Ingredients
Equipment
Method
- In a large bowl, gently combine the ground beef, minced yellow onion, minced garlic, breadcrumbs, egg, Worcestershire Sauce, salt, and freshly ground black pepper.
- Use a 1 1/2 tablespoon scoop to portion the meat mixture and roll it into meatballs. Place the meatballs on a baking sheet lined with parchment paper. Chill the meatballs in the fridge for 30 minutes.
- Heat 2 tablespoons of olive oil in a skillet over medium to medium-high heat. Brown the meatballs in batches, ensuring not to overcrowd the pan. Add more oil if necessary. Once browned, transfer the meatballs to a plate and cover to keep warm.
- In the same skillet, melt the butter over medium to medium-low heat. Add the sliced onions and cook until they are soft and lightly browned, about 7-10 minutes. Sprinkle the onions with garlic powder and flour, then cook for an additional 2 minutes while stirring constantly.

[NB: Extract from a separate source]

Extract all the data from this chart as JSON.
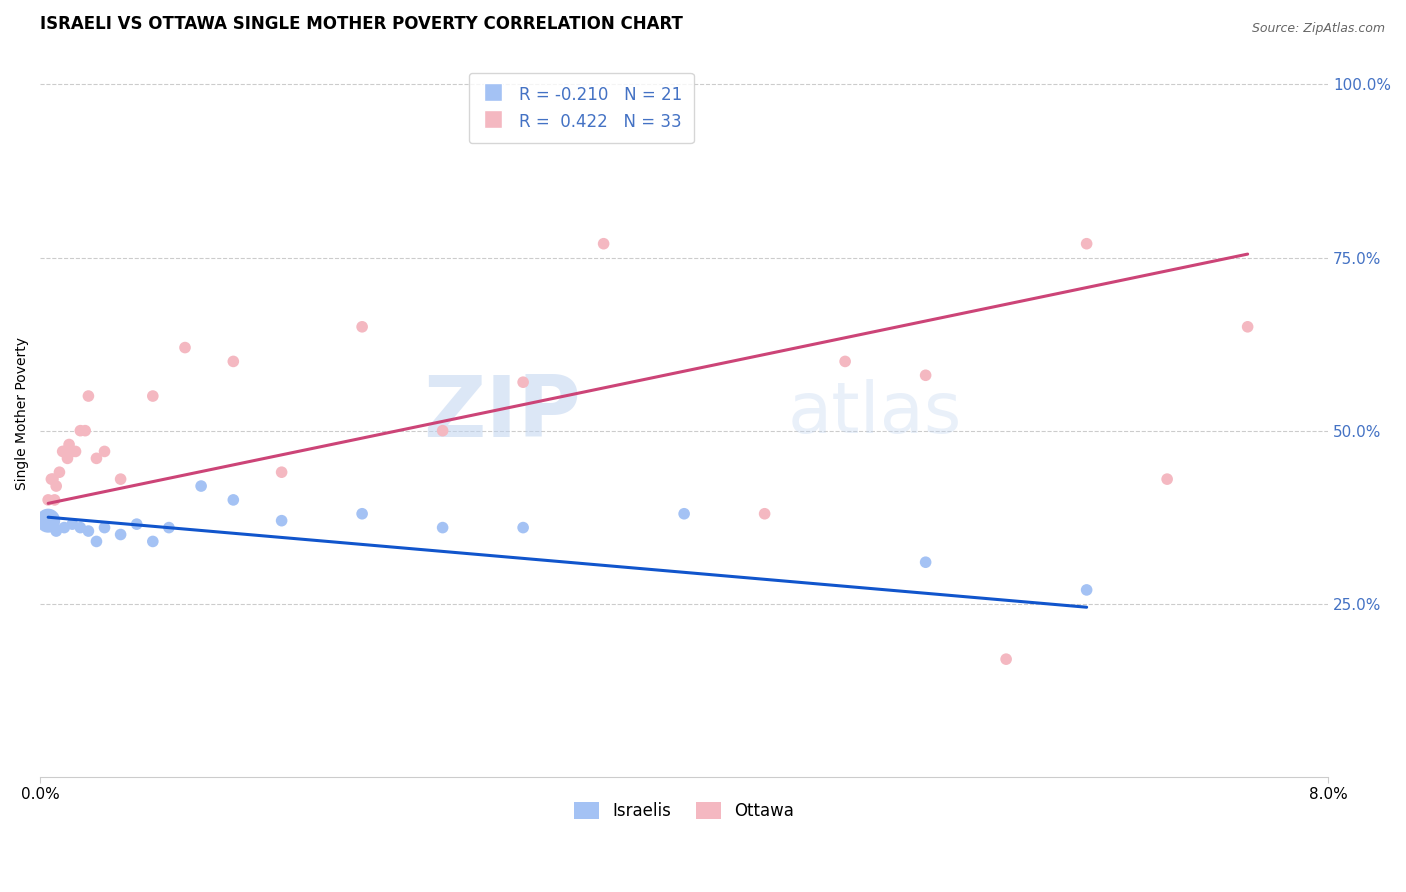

- Slowly pour in the beef broth while stirring continuously. Simmer the mixture until thickened, then season with salt and freshly ground black pepper to taste.
- Return the browned meatballs to the skillet and simmer for 8-10 minutes. Sprinkle with chopped fresh thyme before serving.
Notes
This dish is best served hot over mashed potatoes, rice, or noodles. It's a classic comfort food that's sure to please the whole family.